The Problem of Funding
The financial stability of charity oversight groups is probably more precarious than many charities they monitor. The public may like ratings, but it doesn’t seem to like them enough to pay for them, especially on the Internet. For nonprofit evaluation groups who work primarily over the Web, generating enough revenue is a constant concern.
And so, as we’ve seen, the differing ways evaluators support themselves become a source of criticism. The new organizations Charity Navigator and Wall Watchers advertise that they are donor-supported organizations. In truth, they are primarily single-source funded and are often perceived as one-man shows, underwritten by the founder/CEO. The older American Institute of Philanthropy is in a similar situation. How long such groups can operate without more reliable income streams is uncertain.

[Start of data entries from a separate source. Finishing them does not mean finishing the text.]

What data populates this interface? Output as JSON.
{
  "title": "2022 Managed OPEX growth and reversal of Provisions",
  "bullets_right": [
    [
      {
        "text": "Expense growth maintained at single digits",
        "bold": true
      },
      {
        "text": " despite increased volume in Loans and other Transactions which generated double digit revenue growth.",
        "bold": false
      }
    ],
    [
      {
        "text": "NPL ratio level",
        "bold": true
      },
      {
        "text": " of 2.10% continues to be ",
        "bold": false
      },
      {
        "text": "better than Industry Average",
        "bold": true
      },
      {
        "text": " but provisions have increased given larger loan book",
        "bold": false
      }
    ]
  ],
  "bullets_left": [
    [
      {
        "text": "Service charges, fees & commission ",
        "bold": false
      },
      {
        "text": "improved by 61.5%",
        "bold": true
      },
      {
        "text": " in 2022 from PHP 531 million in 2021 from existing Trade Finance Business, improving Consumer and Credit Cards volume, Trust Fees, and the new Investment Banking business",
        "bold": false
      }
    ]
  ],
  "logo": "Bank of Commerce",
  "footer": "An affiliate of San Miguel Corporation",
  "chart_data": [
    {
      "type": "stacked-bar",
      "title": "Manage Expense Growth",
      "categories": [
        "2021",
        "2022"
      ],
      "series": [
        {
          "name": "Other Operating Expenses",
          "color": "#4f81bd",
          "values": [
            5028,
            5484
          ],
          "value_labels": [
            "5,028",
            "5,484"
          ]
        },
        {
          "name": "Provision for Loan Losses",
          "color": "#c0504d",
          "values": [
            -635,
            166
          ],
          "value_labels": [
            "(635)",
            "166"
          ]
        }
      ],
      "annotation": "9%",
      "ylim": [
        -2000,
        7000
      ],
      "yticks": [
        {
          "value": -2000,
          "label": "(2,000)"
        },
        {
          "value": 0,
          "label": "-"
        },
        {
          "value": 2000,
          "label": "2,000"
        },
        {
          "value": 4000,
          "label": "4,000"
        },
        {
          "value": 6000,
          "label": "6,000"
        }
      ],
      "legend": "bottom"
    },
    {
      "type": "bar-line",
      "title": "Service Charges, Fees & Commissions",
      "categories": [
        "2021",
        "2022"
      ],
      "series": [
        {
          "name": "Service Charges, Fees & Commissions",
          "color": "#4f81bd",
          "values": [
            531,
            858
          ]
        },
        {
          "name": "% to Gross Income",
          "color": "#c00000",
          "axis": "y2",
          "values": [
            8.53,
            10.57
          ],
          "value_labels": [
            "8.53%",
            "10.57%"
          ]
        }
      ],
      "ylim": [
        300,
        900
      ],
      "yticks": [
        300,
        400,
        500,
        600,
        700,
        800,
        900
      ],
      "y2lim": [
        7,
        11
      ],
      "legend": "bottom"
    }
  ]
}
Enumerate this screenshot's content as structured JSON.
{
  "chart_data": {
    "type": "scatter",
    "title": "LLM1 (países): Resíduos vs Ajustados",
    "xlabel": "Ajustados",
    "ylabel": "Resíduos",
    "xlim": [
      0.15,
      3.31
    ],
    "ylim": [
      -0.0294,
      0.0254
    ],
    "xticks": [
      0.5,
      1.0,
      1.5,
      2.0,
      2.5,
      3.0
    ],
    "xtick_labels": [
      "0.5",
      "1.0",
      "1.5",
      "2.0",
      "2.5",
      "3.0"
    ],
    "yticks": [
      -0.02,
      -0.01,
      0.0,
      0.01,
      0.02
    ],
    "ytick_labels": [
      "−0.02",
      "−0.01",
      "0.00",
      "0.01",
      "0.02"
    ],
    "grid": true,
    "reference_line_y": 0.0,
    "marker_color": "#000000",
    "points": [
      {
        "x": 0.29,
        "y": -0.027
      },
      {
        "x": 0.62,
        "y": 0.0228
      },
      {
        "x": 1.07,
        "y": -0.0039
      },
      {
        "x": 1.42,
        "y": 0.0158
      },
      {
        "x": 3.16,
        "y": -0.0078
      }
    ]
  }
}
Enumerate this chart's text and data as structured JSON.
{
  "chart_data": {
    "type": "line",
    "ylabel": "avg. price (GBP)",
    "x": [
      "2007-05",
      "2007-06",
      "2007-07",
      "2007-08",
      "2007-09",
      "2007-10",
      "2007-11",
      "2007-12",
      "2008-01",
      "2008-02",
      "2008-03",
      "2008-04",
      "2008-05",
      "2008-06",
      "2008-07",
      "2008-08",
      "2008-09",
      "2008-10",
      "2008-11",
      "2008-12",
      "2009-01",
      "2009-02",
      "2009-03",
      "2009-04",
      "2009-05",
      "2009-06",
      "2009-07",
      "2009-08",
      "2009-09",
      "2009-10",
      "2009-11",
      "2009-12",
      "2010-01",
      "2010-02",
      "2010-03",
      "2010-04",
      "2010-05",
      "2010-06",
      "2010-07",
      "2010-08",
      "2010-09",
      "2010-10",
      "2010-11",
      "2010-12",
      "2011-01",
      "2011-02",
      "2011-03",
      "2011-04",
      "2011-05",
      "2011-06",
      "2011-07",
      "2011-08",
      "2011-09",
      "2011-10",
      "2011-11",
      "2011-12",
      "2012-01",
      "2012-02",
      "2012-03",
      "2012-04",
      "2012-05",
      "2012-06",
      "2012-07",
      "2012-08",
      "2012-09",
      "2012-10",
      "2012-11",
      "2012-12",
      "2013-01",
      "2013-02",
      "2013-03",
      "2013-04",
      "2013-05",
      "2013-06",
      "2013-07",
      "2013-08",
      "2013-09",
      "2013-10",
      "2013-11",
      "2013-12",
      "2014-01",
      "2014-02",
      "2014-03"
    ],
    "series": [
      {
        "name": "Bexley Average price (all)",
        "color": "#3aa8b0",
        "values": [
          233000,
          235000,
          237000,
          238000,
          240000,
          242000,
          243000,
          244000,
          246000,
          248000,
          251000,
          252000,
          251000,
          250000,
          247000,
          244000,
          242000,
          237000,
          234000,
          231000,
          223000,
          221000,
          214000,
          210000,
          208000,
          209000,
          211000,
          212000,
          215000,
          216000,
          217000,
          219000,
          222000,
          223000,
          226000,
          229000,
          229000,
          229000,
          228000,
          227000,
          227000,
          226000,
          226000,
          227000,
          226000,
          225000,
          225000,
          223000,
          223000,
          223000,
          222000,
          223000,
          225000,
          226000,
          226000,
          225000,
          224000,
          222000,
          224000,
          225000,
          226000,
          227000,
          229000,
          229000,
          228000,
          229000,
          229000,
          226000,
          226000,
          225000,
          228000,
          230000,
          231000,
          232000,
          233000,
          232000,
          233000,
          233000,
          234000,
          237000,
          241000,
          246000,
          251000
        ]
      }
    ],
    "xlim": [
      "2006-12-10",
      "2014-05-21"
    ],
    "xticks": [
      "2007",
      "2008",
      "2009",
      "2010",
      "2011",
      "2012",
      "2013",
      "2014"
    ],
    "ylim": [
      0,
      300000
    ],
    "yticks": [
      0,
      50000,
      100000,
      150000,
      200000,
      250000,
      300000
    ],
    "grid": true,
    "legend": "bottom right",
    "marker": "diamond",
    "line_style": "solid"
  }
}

The leading informational service, GuideStar, has since its inception received most of its funds from foundations. But foundations are not inclined to fund projects indefinitely. While GuideStar continues to secure funding, it is branching out into new services to create a revenue stream for the day when foundation support dries up.
No Substitute for Wisdom
In sum, no evaluating group, however helpful, can take the place of a funder’s practical wisdom, nor should monetary evaluations lead anyone to neglect what matters most: a nonprofit’s mission and effectiveness. To the extent that evaluators can prod charities to measure their own effectiveness and communicate it to donors, they will do much good. One example of such an effort is the Acton Institute’s Effective Compassion Program, which highlights charities that measure and achieve their mission of helping the disadvantaged. The program’s database catalogues over 150 top-performing groups around the country and recently received a grant from the W.H. Brady Foundation to expand its size considerably.
The best funders will use every tool they can find to help them guide their work, including rating services. But they will be careful to evaluate the evaluators, and they won’t put their final trust in anyone’s judgment but their own.
Paul D. Nelson is president of the Evangelical Council for Financial Accountability.